Perfect, guys. That's great. If I may just jump back in here. Thank you very much indeed for your presentation this morning. [Operator Instructions] But just while the team take a few moments to review those questions that have been submitted already, I'd just like to remind you that a recording of this presentation along with a copy of the slides and the published Q&A can be accessed via your investor dashboard. Guys, as you can see there, we have received a number of questions throughout your presentation this morning and thank you to all of those on the call for taking the time to submit their questions. But Katie, at this point, if I may hand over to you to chair the Q&A with the team. And if I pick up from you at the end, that would be great. Thank you.

Katie Hopkins

attendee
#6

Thank you very much, Jake. Thank you, Fran and Dan, for your presentation there. A couple of questions from investors. So the first one is, does PSC intend to dispose of its remaining holdings in B.P. Marsh?

Daniel Topping

executive
#7

Look, I think the PSC has been acquired by Ardonagh, highly leveraged consolidated PE consolidated in the insurance market.

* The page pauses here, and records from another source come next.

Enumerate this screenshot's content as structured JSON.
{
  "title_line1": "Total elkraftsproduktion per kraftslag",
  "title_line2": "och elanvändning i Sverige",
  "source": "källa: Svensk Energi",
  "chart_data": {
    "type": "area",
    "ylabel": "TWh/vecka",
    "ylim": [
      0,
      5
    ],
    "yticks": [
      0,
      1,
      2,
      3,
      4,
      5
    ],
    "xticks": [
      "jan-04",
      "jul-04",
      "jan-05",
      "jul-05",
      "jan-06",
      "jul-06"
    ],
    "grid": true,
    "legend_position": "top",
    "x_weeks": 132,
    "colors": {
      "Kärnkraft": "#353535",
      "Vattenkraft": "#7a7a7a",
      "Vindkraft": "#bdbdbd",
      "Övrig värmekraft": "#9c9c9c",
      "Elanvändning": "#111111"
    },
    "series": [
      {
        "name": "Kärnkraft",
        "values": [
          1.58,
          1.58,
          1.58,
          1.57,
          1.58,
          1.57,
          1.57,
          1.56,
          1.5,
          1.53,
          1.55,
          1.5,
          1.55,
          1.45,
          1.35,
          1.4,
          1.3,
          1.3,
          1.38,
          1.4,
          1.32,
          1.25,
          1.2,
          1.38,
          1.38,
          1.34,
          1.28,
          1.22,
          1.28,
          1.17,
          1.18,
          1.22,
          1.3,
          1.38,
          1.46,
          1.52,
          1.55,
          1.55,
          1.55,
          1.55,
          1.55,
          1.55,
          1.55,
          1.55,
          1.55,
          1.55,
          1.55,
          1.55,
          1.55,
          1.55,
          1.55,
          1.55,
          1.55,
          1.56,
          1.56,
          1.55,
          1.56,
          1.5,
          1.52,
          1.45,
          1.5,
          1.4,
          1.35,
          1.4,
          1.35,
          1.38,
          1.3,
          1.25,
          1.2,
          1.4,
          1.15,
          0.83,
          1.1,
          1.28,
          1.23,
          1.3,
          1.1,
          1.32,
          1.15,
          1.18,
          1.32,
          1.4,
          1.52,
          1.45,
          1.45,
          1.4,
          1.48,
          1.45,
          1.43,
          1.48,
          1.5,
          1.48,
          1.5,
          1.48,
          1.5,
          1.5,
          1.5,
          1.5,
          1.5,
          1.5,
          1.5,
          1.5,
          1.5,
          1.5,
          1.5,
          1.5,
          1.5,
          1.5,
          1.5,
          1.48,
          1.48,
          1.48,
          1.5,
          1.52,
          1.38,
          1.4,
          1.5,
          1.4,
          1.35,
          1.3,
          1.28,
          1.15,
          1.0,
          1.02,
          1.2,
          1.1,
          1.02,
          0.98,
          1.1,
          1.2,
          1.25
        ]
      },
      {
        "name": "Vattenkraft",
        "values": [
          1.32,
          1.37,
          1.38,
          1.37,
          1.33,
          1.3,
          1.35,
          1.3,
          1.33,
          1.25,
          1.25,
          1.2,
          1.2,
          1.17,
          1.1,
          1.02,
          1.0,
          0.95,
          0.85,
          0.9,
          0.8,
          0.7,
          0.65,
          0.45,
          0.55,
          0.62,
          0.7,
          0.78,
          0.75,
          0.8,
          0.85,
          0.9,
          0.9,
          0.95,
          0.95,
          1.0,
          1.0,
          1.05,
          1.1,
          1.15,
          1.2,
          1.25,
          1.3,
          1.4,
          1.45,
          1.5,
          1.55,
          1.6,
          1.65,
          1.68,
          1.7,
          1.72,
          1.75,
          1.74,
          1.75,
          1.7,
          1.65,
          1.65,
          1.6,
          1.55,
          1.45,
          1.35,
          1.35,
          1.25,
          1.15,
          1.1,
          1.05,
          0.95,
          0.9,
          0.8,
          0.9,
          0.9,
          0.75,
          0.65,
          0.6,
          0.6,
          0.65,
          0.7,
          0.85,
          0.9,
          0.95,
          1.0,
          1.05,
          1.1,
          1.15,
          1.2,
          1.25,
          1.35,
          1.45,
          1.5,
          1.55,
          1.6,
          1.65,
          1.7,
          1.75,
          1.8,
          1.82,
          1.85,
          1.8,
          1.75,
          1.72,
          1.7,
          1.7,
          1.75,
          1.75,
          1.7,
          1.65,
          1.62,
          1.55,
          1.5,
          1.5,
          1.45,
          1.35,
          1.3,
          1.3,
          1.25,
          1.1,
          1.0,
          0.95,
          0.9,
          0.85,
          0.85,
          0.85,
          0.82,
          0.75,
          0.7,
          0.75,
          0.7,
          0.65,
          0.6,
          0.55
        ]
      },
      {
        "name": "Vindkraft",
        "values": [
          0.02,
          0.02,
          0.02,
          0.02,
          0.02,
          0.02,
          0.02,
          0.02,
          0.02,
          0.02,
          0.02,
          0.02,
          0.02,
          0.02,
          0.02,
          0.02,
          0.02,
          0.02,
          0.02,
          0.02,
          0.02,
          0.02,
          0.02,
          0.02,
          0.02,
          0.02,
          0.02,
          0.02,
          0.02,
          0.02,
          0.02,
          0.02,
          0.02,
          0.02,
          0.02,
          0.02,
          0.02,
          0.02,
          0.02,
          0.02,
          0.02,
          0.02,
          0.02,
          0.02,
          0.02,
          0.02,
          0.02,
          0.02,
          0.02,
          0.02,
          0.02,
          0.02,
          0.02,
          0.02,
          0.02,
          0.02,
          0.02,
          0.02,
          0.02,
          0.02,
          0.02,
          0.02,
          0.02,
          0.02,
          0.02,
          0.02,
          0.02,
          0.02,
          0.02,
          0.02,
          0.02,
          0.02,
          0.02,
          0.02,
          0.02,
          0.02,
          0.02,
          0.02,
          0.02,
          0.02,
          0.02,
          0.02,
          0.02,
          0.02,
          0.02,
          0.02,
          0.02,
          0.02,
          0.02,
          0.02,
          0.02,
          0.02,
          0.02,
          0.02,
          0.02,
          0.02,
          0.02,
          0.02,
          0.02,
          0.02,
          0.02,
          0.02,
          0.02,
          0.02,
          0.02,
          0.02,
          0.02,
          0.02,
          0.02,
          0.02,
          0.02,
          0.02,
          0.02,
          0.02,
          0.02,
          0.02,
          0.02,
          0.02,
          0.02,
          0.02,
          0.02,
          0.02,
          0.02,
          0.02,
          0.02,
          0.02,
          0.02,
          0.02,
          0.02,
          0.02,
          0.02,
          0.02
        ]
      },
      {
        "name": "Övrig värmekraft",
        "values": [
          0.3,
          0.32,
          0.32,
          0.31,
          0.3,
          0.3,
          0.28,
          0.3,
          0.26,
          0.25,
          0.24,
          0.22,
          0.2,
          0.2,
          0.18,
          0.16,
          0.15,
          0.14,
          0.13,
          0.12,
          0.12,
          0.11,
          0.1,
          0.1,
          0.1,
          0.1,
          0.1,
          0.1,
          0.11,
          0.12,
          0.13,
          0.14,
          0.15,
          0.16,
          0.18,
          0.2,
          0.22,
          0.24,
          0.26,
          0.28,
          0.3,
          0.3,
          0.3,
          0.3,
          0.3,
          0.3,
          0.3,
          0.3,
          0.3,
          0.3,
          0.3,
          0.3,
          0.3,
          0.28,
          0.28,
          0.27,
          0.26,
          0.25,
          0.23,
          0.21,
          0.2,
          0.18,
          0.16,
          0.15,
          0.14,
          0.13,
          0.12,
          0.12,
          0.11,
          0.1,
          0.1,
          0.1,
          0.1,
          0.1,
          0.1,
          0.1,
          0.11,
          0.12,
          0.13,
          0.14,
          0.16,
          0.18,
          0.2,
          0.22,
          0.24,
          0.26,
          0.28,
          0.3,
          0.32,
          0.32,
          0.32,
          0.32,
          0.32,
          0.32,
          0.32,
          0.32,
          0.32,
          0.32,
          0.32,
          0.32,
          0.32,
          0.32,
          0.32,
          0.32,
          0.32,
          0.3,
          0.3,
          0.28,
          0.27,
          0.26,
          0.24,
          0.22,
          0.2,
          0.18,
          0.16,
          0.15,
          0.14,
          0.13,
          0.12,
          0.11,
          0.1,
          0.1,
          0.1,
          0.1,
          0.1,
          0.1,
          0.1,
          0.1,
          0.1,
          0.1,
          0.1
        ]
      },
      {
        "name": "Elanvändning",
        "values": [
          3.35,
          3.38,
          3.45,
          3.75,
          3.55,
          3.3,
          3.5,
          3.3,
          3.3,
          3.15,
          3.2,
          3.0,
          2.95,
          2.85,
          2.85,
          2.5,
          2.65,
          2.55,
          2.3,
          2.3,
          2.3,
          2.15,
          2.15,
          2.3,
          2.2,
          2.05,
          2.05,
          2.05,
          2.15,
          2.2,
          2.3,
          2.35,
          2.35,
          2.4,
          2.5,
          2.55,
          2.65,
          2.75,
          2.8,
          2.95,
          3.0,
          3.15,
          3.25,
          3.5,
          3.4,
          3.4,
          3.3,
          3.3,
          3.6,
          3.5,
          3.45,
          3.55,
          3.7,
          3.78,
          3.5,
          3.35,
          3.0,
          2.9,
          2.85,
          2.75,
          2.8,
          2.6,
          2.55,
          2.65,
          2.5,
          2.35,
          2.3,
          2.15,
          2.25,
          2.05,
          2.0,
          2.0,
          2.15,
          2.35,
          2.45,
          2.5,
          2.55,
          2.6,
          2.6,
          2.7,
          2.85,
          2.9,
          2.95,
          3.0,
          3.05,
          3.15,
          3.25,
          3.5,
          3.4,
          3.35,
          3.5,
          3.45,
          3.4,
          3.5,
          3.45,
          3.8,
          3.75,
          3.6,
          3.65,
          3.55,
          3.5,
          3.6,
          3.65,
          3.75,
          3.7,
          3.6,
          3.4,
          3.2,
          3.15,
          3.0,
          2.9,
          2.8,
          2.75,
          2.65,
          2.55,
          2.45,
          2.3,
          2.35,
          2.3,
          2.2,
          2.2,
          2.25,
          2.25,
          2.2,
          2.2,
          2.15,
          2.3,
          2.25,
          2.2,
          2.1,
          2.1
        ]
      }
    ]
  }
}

We aren't something that they would usually acquire. We were by virtue of them buying PSC. They've clearly already disposed of half that shareholding that they had in B.P. Marsh. We welcomed Wellington, the U.S. fund management business onto the register, which we're delighted to. There is still just under 10% holding from Ardonagh/PSC. Given it's noncore, I would imagine that, that would be something over the short to medium term, they would look at, acknowledging that they are in a lockout period at the moment. And certainly, cash to their balance sheet would be very beneficial. So again, we don't speak on behalf of Ardonagh or PSC, but we plan for every eventuality.

Katie Hopkins

attendee
#8

Great. And the second question is scale. The scale of buybacks is very small. Can this be increased?

Daniel Topping

executive
#9

I think at the most recent EGM, we've got current authority to buy up to GBP 2 million worth of shares, but then the EGM granted authority to buy back up to 10%. Therefore, it's something we do have an eye on, and we'll continue to review it to act in the best interest of the company in the long term, best interest of the shareholders. So yes, it's something we are focused on, as you can see, the direction of travel, but it's something that we'll manage in a sensible way.

Katie Hopkins

attendee
#10

Great. Thank you, Dan. That's all the questions. So I'll hand back to you, Jake.

Operator

operator
#11

Perfect, guys. Thank you very much indeed for being set for the time then addressing those questions that came in. Of course, if there are any further questions that do come through, we'll make these available to you immediately after the presentation has ended just for you to review. But Dan, perhaps before really just looking to redirect those on the call to provide you with their feedback, which I know is particularly important to yourself and the company. If I could please just ask you for a few closing comments just to wrap up with, that would be great.

Daniel Topping

executive
#12

Yes, Jake, thanks very much. And thanks, everybody, for taking the time to listen to us. Clearly, we're delighted with the performance of the 2025 financial year. But as I said in my opening statements, it's a function of the decades that we've put in to building B.P. Marsh to be in a position to deliver these results. And I think we're comfortable in our ability to continue on this trajectory going forward. So it's great. Thanks for the team. Thanks for the partnership with the portfolio companies, and thanks for everybody's time. So all feedback, welcome. And if there are any subsequent questions post this presentation, by all means, please do let us know, and we'll come back to you.

Operator

operator
#13

Perfect, Dan. That's great. And thank you once again for updating investors this morning. Could I please ask investors not to close this session as you'll now be automatically redirected for the opportunity to provide your feedback in order that the management team can really better understand your views and expectations. This will only take a few moments to complete, but I'm sure it will be greatly valued by the company. On behalf of the management team of B.P. Marsh & Partners PLC, we would like to thank you for attending today's presentation. That now concludes today's session. So good morning.